Fort Donelson protected the crucial Cumberland River and, indirectly, the manufacturing city of Nashville and Confederate control of Middle Tennessee. It was the companion to Fort Henry on the nearby Tennessee River, which, on February 6, 1862, was captured by Union Army Brigadier General Ulysses S. Grant and river gunboats. Floyd was not an appropriate choice to defend such a vital point, having political influence, but virtually no military experience. General Johnston had other experienced, more senior, generals (P.G.T. Beauregard and William J. Hardee) available and made a serious error in selecting Floyd. Floyd had little military influence on the Battle of Fort Donelson itself, deferring to his more experienced subordinates, Brigidier Generals Gideon J. Pillow and Simon Bolivar Buckner. As the Union forces surrounded the fort and the town of Dover, the Confederates launched an assault on February 15 in an attempt to open an escape route. Although successful at first, indecision on General Pillow's part left the Confederates in their trenches, facing growing reinforcements for Grant.

General Floyd, the commanding officer, who was a man of talent enough for any civil position was no soldier, and possibly, did not possess the elements of one. He was further unfitted for command for the reason that his conscience must have troubled him and made him afraid. As Secretary of War, he had taken a solemn oath to maintain the Constitution of the United States and uphold the same against all enemies. He had betrayed that trust.

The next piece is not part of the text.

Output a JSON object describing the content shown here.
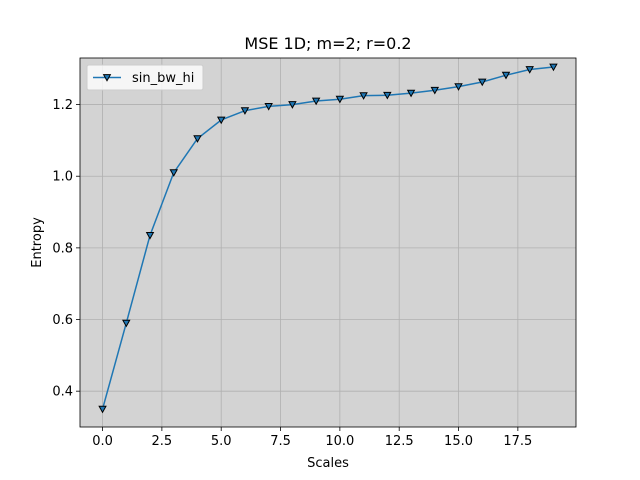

Personal Memoirs of Ulysses S. Grant

Early in the morning of February 16, at a council of war, the generals and field officers decided to surrender their army. Floyd, concerned that he would be arrested for treason if captured by the Union Army, turned his command over to Pillow, who immediately turned it over to Buckner. Colonel N. B. Forest and his entire Tennessee Cavalry Regiment escaped. Pillow escaped on a small boat across the Cumberland and the next morning Floyd escaped by steamboat with the 20th Mississippi Regiment, the 51st, 56th, 36th, and 50th Virginia regiments, and two Virginia batteries from his old Virginia command, just before Buckner surrendered to Grant, one of the great strategic defeats of the Civil War. A short time before daylight the two steamboats arrived. Without loss of time the general (Floyd) hastened to the river, embarked with his Virginians, and at an early hour cast loose from the shore, and in good time, and safely, he reached Nashville. He never satisfactorily explained upon what principles he appropriated all the transportation on to the use of his particular command". Floyd was relieved of his command by Confederate President Jefferson Davis, without a court of inquiry, on March 11, 1862. He resumed his commission as a major general of Virginia Militia, but his health soon failed and he died a year later at Abingdon, Virginia, where he is buried in Sinking Spring Cemetery.